The Hare by Melanie Finn is a feminist thriller. The story of an art student, Rosie Monroe, who falls in love with the much older “world-wise”, Bennett Kinney. Starting as a twisted unbalanced love story, Rosie finds herself pregnant, and the rest of the story follows her decision to keep the child, Kinney’s life, and Rosie’s own growth. Content warnings for: abortion, childhood sexual abuse, pedophilia, and transphobic speech towards the end.
Rosie is an orphan who was raised by her grandmother and she falls in love with Bennett who seduces her with his tales of hanging out with celebrities, leading a rich but suspect lifestyle, and indulging her. Bennett is a con-man and Rosie starts to see his truth when he takes her and their infant daughter, Miranda, away to a lonely falling-apart house in Vermont for his supposed teaching job. He leaves them alone and Rose (she shortens her name) learns to survive with the help of her neighbor, Billy (full name, Willamina), a tough, brave, and resourceful woman with six dogs. The descriptions of the Vermont area through Rose’s survival are desolate, beautiful, horrifying, and breathtaking. I felt very sad reading about her struggles; she seemed like a pioneer in her fight for survival.

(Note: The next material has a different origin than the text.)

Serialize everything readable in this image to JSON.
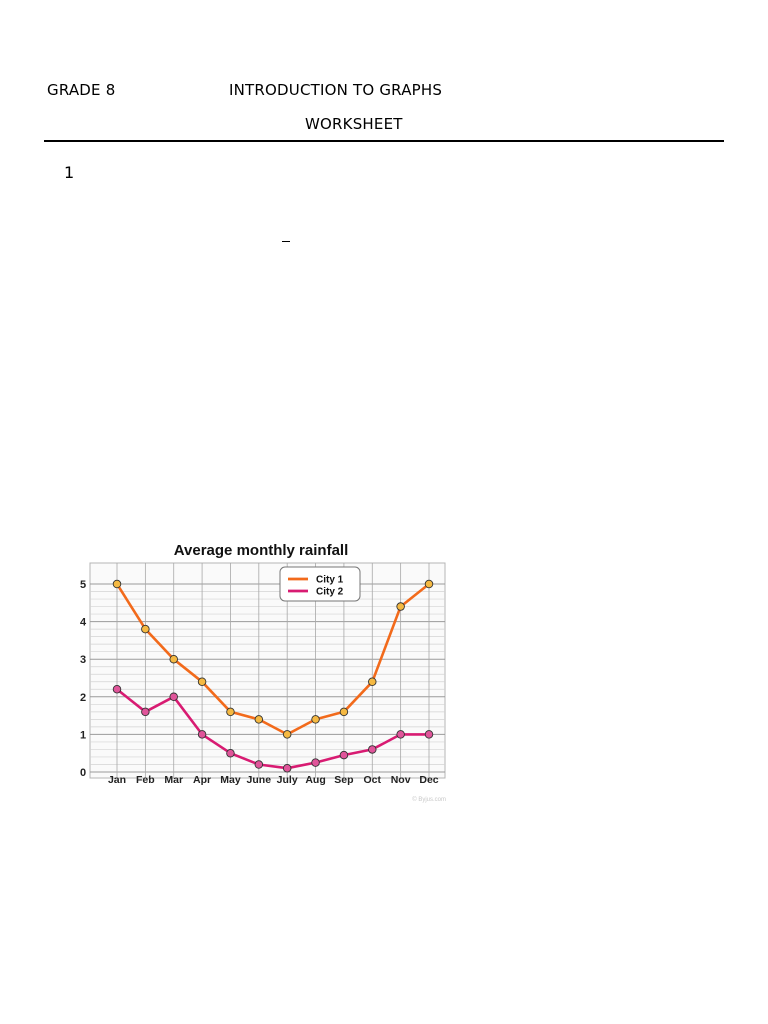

Bennett’s schemes result in further problems and in Rose making rash decisions. Rose has to live with the consequences of her action and these make the novel a thriller, rather than just a story of human perseverance and a guide to surviving the world in Vermont.
I enjoyed seeing Rose’s growth as a strong individual who doesn’t give up in the face of adversity, although at times I found her innocence and naiveté baffling. The contrast between her life and that of Bennett’s WASP-ish lifestyle made me laugh and angry in turns. Rose’s realization of her identity as a woman, and a woman with limited resources who single-handedly arise her daughter is admirable. The novel has scenes where Rose’s poverty and helplessness are stark and heart-wrenching. This novel brought out a lot of strong feelings for me and is not for the faint-hearted. It is intense, polarizing, and inspiring. A recommend read with conditions attached.